Requirements for this challenge:
-
Create a command line Java application -- based on the data extraction code provided above -- which does the following:
-
Create a new database with the schema outlined above and a name provided/configured by user running the application.
-
Gathers basic information about each image - Height in Pixels, Width in Pixels and file path and loads them into the database. The tool should allow processing of files in a local directory or on an AWS S3 folder. For this challenge the images you should process the images in the following folder: ~/mud_log_integration/images
-
The images files have been loaded to the following S3 folder: https://s3.amazonaws.com/mud-log-integration-images
-
Processes a set of “.LIC” files which contain depth values associated with Y pixel coordinates. The depth and Y values should be loaded into the IMAGE_OCR_DEPTH table. For this challenge the images you should process the LIC files in the following folder: ~/mud_log_integration/lic. Note there can be more than one LIC file per image. LIC files contain a “Well” field which relates to a Well Id and Well Image Name.
-
The “LIC” files have also been loaded to the following S3 folder: https://s3.amazonaws.com/mud-log-integration-lic
-
The application should be able to process more than one LIC file per image file. A sample of this file layout is provided.
-
Extracts a set of phrases from a directory (either S3 or local directory) which is loaded with image files. Generally, these are .tiff image files.
-
The phrase extraction process should populate all the fields IMAGE_OCR_PHRASE table include PHRASE_TYPE and SCORE as ESTIMATED_DEPTH field. The ESTIMATED_DEPTH values can be calculated by cross referencing the y values found by the extraction (average of y1 and y2) with the y values found in the IMAGE_OCR_DEPTH table (which were originally from the “LIC” files.
-
Each additional phrase discovered should update the PHRASE_COUNT and SCORE in the IMAGE_OCR table.

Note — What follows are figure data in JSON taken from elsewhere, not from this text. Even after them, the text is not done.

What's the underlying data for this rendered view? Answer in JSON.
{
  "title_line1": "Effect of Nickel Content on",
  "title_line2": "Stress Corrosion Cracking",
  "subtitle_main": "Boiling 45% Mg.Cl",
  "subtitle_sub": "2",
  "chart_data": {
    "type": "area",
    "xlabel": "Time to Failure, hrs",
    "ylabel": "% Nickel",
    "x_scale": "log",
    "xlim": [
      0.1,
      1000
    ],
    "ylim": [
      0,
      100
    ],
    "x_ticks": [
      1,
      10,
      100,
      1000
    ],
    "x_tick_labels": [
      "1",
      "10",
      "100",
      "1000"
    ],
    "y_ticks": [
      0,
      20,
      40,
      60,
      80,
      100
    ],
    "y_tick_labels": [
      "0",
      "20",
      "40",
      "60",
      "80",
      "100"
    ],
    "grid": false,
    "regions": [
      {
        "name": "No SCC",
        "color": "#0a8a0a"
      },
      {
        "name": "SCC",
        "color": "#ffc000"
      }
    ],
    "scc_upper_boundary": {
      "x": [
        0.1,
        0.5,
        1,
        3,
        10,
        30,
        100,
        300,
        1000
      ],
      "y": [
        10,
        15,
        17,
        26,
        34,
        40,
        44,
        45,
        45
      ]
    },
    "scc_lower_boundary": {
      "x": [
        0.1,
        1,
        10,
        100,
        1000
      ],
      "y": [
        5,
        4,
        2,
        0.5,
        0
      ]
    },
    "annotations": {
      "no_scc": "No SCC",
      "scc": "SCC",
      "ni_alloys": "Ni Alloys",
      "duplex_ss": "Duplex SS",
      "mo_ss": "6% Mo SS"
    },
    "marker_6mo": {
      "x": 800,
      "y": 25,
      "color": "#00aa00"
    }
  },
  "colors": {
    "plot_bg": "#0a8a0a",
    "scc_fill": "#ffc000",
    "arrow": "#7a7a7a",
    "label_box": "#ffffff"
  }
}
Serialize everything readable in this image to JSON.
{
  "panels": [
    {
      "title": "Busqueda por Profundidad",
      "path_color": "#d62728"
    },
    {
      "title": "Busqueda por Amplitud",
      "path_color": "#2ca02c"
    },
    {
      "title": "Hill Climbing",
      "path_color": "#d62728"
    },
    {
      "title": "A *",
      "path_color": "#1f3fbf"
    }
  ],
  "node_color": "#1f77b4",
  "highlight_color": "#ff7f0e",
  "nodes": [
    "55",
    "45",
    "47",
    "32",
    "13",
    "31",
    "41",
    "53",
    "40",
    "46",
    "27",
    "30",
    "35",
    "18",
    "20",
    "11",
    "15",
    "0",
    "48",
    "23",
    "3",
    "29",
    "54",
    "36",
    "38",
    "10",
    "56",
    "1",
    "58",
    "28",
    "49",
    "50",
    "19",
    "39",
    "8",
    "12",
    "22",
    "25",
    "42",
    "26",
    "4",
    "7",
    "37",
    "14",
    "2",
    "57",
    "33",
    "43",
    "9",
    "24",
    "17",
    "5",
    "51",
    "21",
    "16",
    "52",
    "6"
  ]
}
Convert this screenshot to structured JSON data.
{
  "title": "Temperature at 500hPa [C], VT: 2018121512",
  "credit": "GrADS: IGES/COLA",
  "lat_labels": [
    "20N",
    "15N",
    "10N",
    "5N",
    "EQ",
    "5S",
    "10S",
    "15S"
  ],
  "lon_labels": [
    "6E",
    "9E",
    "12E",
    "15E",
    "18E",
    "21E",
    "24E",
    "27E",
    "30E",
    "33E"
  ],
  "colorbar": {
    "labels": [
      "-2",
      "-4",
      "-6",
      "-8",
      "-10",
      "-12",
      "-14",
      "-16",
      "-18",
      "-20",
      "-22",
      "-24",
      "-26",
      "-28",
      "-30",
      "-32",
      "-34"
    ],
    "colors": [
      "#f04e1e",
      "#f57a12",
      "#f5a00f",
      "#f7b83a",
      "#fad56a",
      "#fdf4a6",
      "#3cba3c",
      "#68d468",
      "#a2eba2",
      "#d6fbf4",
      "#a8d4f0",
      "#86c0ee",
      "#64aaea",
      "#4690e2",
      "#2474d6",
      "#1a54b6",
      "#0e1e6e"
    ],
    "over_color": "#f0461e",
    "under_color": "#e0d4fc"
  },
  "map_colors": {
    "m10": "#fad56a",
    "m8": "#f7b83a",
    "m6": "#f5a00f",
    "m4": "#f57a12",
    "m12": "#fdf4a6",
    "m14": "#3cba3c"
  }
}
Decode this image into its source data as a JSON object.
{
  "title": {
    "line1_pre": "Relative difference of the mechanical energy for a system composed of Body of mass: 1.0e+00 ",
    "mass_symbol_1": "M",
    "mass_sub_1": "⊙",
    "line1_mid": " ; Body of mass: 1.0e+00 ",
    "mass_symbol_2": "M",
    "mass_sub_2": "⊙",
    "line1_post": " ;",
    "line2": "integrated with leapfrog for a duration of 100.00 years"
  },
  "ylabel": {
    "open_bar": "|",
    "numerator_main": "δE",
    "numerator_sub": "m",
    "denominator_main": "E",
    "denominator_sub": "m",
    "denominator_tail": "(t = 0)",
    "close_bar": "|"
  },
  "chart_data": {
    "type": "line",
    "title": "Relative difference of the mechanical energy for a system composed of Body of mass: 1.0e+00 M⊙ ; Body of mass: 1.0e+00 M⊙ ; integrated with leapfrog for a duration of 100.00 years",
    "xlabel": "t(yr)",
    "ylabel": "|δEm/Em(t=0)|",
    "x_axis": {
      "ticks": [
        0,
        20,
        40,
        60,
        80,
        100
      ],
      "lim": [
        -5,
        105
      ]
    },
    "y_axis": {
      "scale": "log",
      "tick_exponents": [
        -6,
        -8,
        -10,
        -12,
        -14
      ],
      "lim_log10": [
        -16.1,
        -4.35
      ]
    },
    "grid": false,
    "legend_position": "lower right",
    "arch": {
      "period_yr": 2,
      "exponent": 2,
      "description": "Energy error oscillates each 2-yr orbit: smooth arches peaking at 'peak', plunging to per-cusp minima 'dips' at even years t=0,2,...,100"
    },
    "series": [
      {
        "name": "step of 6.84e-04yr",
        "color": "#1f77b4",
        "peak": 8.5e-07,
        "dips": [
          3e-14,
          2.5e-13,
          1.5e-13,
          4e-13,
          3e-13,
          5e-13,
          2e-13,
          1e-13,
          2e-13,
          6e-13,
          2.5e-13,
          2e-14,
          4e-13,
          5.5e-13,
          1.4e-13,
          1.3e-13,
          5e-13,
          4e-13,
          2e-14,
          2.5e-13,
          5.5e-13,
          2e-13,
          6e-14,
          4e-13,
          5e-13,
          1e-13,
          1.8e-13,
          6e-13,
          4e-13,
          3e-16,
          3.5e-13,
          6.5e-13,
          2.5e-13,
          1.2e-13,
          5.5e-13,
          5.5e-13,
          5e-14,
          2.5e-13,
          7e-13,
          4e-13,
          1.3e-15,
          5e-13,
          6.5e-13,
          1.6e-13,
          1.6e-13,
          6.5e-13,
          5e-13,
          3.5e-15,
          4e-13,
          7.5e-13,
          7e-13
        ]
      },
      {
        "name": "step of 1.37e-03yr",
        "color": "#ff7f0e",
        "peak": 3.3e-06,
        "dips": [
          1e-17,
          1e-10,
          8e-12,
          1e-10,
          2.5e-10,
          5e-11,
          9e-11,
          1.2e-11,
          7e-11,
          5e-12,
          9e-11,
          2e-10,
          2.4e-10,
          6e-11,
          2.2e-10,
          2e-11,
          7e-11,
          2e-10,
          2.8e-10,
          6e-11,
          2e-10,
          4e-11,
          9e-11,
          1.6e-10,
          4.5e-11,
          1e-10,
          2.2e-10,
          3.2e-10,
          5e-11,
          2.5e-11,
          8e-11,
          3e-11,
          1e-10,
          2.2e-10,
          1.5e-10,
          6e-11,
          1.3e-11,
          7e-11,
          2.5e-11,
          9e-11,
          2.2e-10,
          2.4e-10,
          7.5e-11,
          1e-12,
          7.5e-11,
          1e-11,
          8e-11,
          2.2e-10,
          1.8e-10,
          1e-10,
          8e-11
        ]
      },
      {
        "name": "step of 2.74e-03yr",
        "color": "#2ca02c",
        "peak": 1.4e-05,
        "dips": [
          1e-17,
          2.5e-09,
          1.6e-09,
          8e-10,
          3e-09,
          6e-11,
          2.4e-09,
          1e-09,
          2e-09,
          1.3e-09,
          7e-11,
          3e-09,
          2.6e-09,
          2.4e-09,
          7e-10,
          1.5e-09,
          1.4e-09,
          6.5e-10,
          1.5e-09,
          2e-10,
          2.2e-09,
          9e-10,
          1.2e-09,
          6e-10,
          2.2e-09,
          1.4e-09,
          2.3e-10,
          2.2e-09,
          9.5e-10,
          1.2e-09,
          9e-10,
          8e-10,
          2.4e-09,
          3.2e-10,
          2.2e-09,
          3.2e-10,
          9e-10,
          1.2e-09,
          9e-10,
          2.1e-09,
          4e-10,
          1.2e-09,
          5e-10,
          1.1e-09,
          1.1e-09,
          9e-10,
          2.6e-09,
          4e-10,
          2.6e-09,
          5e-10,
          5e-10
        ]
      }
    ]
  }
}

The scoring is simple:
PHRASE_TYPE = “SHOW” IMAGE_OCR_PHRASE.SCORE = 3
PHRASE_TYPE = “STAIN” IMAGE_OCR_PHRASE.SCORE = 2
PHRASE_TYPE = “TRACE” IMAGE_OCR_PHRASE.SCORE = 1
PHRASE_TYPE = “NEGATIVE” IMAGE_OCR_PHRASE.SCORE = 0
-
The application should populate IMAGE_OCR.SCORE and IMAGE_OCR.PHRASE_COUNT values by rolling the update scores and counts for each image in the IMAGE_OCR_PHRASE table.
-
Use Maven as a build tool.
-
Add a report command to the tool which produces a spreadsheet with two tabs.
-
Summary: Three Columns: File Name, Phrase Count, Score. The table lists the phrase count and score totals from the IMAGE_OCR table. It should be sorted in Phrase Count descending order.
-
Phrases: Four Columns: File Name, Phrase, Phrase Type, X1, Y1, X2, Y2, Estimated Depth. It should be ordered by Name and then by Y1. So you see all the phrases associated with each file and then the phrase in vertical (Y) order.
-
-
Note that retraining the algorithm (which is a time consuming process) is not required or expected.
Technologies
Java 8
Maven
MySQL 5.7.x
Final Submission Guidelines
- Please make sure your code is properly configured and ready to run on the VM, we'll use your VM for quick verification.- Please submit a zip containing your code for the tool, and a detailed readme to deploy / configure / run your code. Also include details on how to quickly verify your submission on the VM.
- Make sure the code is built / deployed / ran using Maven build script.